Organizations awarded $2 million to teach rural residents how to become cybersecurity pros amidst labor shortage
TOPEKA, Kan. (WIBW) - As Cybersecurity Awareness Month nears an end, $2 million has been awarded to organizations working to teach rural residents how to become cybersecurity pros amidst an unprecedented workforce shortage in the industry.
In order to recruit diverse cybersecurity talent and build a workforce of the future, the Cybersecurity and Infrastructure Security Agency says it awarded $2 million to two organizations to develop cyber workforce training programs.
NPower and CyberWarrior, organizations that have both received awards, will focus on the unemployed and underemployed; underserved communities urban and rural areas; and traditionally underserved populations including veterans, military spouses, women and people of color.
“Addressing the cyber workforce shortage requires us to proactively seek out, find, and foster prospective talent from nontraditional places. CISA is dedicated to recruiting and training individuals from all areas and all backgrounds with the aptitude and attitude to succeed in this exciting field,” said CISA Director Jen Easterly. “It’s not just the right thing to do; it’s the smart thing to do – for the mission and the country. We’re best positioned to solve the cyber challenges facing our nation when we have a diverse range of thought bringing every perspective to the problem.”
CISA said the awards are the first of their kind and coincide with its third week of the Cybersecurity Summit themed, “Team Awesome; The Cyber Workforce.”
The Agency said this latest workforce development effort is meant to benefit communities and populations that could not currently have access to cybersecurity training programs. It said the pilot program complements its other workforce development initiatives mean to expand both the current and future pool of cyber talent, including the CYBER.org initiatives and Cyber Education and Training Assistance Program, which target grade school students and teachers, as well s partnerships with organizations like the Girl Scouts and Girls Who Code.
“CyberWarrior is honored to take part in the Cybersecurity Workforce Development and Training Pilot for Underserved Communities,” said Reinier Moquete, founder of the CyberWarrior Foundation. “Working with CISA and other stakeholders, our 28-week Bootcamp program will train persons from underserved populations for a career in cybersecurity. We encourage prospective students, employers and workforce stakeholders to reach out and join us in building opportunities for these individuals.”

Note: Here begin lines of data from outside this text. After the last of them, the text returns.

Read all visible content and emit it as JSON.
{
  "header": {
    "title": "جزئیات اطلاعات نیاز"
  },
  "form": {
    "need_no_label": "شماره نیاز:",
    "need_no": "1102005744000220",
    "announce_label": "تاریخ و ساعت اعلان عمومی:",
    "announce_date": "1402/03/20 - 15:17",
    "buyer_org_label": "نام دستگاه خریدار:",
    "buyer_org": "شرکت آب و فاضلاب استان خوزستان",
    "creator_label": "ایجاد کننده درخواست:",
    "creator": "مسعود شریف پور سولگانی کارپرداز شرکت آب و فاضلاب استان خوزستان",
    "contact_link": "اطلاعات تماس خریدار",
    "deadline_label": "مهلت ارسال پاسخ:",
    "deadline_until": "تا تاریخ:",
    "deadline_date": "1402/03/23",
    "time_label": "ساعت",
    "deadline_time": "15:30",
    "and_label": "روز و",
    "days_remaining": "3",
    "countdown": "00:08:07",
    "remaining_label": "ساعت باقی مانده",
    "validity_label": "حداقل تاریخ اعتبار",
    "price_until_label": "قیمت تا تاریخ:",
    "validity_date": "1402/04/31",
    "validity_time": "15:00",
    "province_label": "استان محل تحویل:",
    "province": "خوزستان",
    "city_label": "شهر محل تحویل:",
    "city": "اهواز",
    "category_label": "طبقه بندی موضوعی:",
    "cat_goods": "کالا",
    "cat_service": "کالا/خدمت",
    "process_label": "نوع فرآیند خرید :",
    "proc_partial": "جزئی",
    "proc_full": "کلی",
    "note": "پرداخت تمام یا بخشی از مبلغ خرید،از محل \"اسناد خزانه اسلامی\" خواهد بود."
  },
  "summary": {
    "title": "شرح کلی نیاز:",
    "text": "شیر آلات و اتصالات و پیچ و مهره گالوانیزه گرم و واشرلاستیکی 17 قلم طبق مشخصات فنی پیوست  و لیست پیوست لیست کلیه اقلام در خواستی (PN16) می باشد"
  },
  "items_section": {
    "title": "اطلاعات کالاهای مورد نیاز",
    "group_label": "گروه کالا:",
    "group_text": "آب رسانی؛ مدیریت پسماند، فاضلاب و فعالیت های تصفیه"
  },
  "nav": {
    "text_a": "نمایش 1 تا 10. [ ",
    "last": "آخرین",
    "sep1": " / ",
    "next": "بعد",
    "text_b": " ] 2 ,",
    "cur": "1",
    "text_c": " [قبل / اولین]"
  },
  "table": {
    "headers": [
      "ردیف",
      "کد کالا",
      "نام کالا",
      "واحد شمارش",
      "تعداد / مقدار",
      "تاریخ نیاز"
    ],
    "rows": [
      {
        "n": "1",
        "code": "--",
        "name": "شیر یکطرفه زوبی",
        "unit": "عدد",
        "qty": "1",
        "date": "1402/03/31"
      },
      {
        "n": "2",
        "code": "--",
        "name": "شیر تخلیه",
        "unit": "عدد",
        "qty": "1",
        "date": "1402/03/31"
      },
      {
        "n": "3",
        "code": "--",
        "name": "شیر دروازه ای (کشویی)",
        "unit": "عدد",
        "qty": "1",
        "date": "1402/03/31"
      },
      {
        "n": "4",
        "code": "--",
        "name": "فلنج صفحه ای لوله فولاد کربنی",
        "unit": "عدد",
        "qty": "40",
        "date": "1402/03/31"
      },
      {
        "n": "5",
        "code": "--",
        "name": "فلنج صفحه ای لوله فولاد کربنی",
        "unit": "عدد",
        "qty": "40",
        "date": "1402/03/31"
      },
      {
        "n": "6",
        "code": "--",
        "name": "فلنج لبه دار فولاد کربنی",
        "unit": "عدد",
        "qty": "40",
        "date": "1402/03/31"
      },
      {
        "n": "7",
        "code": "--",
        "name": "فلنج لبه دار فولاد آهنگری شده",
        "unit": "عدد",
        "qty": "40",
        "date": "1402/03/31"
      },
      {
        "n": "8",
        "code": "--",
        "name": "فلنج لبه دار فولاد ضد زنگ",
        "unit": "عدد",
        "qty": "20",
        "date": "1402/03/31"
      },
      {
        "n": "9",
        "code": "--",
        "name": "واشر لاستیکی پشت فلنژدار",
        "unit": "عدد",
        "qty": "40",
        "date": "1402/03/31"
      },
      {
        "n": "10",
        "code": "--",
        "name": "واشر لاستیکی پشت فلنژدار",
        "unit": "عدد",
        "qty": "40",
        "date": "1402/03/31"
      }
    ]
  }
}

CISA said the organizations will team up to develop a scalable and replicable proof of concept to successfully find and train talented people nationwide, which will help to address the cybersecurity workforce shortage America faces and plays a vital role in the dynamic and innovative needs of the cybersecurity workplace.
“NPower’s cybersecurity program offers young adults and veterans the opportunity to advance their careers and deepen their specialties. This is particularly important for individuals coming from underrepresented communities that systemically lack access to those specialized skills,” said Bertina Ceccarelli, CEO of NPower. “We are honored for the support from CISA, which will enable NPower to expand our reach to trainees across the country.”
By tapping into innovative, nontraditional job training and apprenticeship programs, CISA said the current and future cyber workforce needs will be addressed. It said the three-year program aims to :
- Develop and implement a comprehensive cybersecurity pathways retention strategy;
- Deliver entry-level cybersecurity training through innovative training hubs;
- Provide hands-on and professional development experience through apprenticeships; and
- Decrease the cybersecurity workforce shortage by placing talented individuals into entry-level cybersecurity jobs.
October is also Cybersecurity Awareness Month and the Kansas Division of Emergency Management shared tips from CISA on how to be cyber safe, which include:
- Set a strong password, change it regularly and do not share it with anyone.
- Do not include kids’ or pets’ names or other will-known information about yourself.
- Use a combination of lower and uppercase letters.
- Break up works with numbers and punctuation marks or other symbols.
- Avoid using common words in your passwords and passphrases.